Христос Сам сказал, что Он Бог: Богом Он был всегда, в Своей вечности и во всегдашней Своей славе - как для Бога, слава никогда не была для Него объективной целью впереди: «И ныне прославь меня ты, Отче, у Тебя самого славою, которую Я имел у Тебя прежде бытия мира» (Ин. 17:5). В отличие от Будды, образ Христа априорно далек от ситуации онтологического одиночества - Он все время неотлучен от Отца, как Его образ, единый с Ним во всяком действии. Любовь Отца никогда не оставляет Его одного, любой его акт совместен, разделен Отцом: «... что творит Он, то и Сын творит также» (Ин. 5:20). Одновременна и, конечно, свободна от всякого закона Их абсолютная власть в мире, когда всякое пожелание уже тождественно его реализации, выведению в бытие: «Ибо, как Отец воскрешает мертвых и оживляет, так и Сын оживляет кого хочет» (Ин. 5:21). И, однако, воплотился и воспринял человека не Отец неразрывно с Сыном, но Сын; Новый Завет - Откровение Сына, и это Его отдельное, собственное действование в мире было воспринято христианами как Откровение личностного бытия каждого Лица Божественной Троицы, ибо только среди Трех Лиц возможно отношение. «Порядок Откровения соответствует порядку бытия. Дела Божии открываются нам в определенном порядке, исходящем от Отца, посредуемом Сыном и исполняемом Св. Духом... Для каждого из Божественных Лиц собственный вид действования всякий раз соответствует

Его собственному бытию как Лица. Вот почему исходя из Откровения Божия мы способны судить и о Его бытии».

Итак, о Христе говорится как о Божественном Слове, бывшем прежде бытия мира и в Своем воплощении не только сохранившем полную личную самотождественность - «Слово стало плотью» (Ин. 1:14), - но и воспринявшем, к Божественной, природу человека. Эпифеноменом такого, неслиянного и нераздельного, соединения природ, с подчинением человеческой воли воле Божественной, явилась безгрешность Христа- человека. Остальное, кроме греха и естественности рождения, - ум, чувства, телесное - все было воспринято Христом, потому что только эта приобщенность делала доступной цель прихода. «Не воспринятое не уврачевано». Чужого страдания не понять. Человека мог вылечить только человек, внутренним прикосновением. Только теперь наше спасение онтологически действительно, ибо и совершено оно было не на уровне проповеди и указания пути, но на уровне исправления самого человеческого бытия, «ибо мы имеем не такого первосвященника, который не может сострадать нам в немощах наших, но Который, подобно нам, искушен во всем, кроме греха» (Евр. 4:15). Человечество Христа, как Бога, есть свободный акт Его воли - Он мог бы не быть человеком, Сам выбрал стать им - из послушания Отцу: «Ибо так возлюбил Бог мир, что отдал Сына Своего Единородного, дабы всякий верующий в Него, не погиб, но имел жизнь вечную» (Ин. 3:16). Теперь видим, что приход Христа был делом послушания, а послушание - выражением любви. «Способ бытия Сына, Его особость в бытии Богом, в обладании Божественностью - это также основа и вид Его бытия как образа. Наисобственное этого вида бытия состоит в том, чтобы не желать ничего иного, разве что желает Отец, или, как выразился св. Григорий (Нисский - прим. А.К.), быть этим желанием». Отреченность от собственной ипостасной воли вплоть до ее полного совпадения с волей Другого следует отнести к фундаментальным основам христианского делания. ««Вся тайна домостроительства, - говорит св. Кирилл Александрийский, - заключается в истощании и уничтожении Сына Божия»... Впрочем, это отречение от Своей собственной воли не есть определение или действие, но как бы само бытие Лиц Святой Троицы, имеющих только одну волю, присущую общей природе».

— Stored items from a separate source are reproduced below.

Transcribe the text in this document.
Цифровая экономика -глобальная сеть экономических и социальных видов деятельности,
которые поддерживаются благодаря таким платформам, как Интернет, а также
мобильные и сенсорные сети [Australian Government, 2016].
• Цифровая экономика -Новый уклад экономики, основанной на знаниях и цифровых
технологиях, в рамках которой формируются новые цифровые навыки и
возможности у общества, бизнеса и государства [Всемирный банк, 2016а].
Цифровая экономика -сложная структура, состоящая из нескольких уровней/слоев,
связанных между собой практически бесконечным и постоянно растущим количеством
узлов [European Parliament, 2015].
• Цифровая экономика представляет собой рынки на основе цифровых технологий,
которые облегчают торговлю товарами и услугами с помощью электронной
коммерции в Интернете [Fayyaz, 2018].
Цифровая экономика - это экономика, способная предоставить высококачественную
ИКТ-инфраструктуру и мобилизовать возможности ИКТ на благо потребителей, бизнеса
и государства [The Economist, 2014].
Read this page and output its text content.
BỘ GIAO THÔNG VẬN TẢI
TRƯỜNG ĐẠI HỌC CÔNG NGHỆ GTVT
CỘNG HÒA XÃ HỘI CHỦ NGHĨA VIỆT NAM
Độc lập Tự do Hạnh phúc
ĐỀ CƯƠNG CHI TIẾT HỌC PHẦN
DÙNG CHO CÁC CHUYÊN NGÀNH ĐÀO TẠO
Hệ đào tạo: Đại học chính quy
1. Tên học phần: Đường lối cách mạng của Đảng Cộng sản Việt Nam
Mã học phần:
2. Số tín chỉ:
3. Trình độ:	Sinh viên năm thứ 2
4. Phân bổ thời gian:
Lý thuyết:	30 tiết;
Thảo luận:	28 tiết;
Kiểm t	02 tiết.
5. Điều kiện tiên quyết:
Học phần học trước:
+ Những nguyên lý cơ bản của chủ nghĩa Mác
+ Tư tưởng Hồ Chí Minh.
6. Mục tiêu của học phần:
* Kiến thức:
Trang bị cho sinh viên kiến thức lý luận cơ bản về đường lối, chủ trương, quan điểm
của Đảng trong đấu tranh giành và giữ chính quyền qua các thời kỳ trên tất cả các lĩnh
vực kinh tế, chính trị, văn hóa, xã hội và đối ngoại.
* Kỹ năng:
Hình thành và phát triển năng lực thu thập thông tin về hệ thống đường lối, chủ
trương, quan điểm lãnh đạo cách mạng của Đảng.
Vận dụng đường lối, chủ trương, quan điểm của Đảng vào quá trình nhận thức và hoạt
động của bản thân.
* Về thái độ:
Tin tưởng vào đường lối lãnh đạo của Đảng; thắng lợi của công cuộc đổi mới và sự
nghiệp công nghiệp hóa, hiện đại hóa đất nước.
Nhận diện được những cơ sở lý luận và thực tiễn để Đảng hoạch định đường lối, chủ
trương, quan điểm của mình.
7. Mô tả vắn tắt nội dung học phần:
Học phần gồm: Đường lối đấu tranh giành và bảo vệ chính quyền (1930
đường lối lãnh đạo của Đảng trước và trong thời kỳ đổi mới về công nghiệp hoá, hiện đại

Прихода Христа евреи ждали как цели и средоточия бытия мира - Он и преобразил Своим приходом этот мир, Его же мир ждет теперь как своего конца - особый смысл, особая правда того, что человек, подобно другим заброшенный в мир и до конца прошедший в нем свой путь человека, а не трансцендентный Бог, будет судить в конце пути других: ««Бог-Отец не судит никого, но весь суд отдал Сыну... потому что Он есть Сын Человеческий» (Ин. 5:22, 27). Сей «Сын Человеческий», Который уподобился мне во всем, прожил на земле так, что ни один человек во всей человеческой истории не будет в состоянии заявить Христу, что де Он, Христос, жил в более благоприятных условиях, нежели он сам». Мир ждал Бога – мессию - царя, сильного, освободителя, Который принесет славу и свободу Своему народу, принесет свободу от рабства земного. Кто ожидал нищего плотника, преследуемого, без двора без кола, рожденного в яслях для скота и умершего на кресте для разбойников? Никто. Нездешний не рождается нищим, Бог посылает в мир царей.

Будда родился так, как и был ожидаем, релевантно карме, заслужив свое царство в предыдущих рождениях, заслужив и потенцию его отвержения.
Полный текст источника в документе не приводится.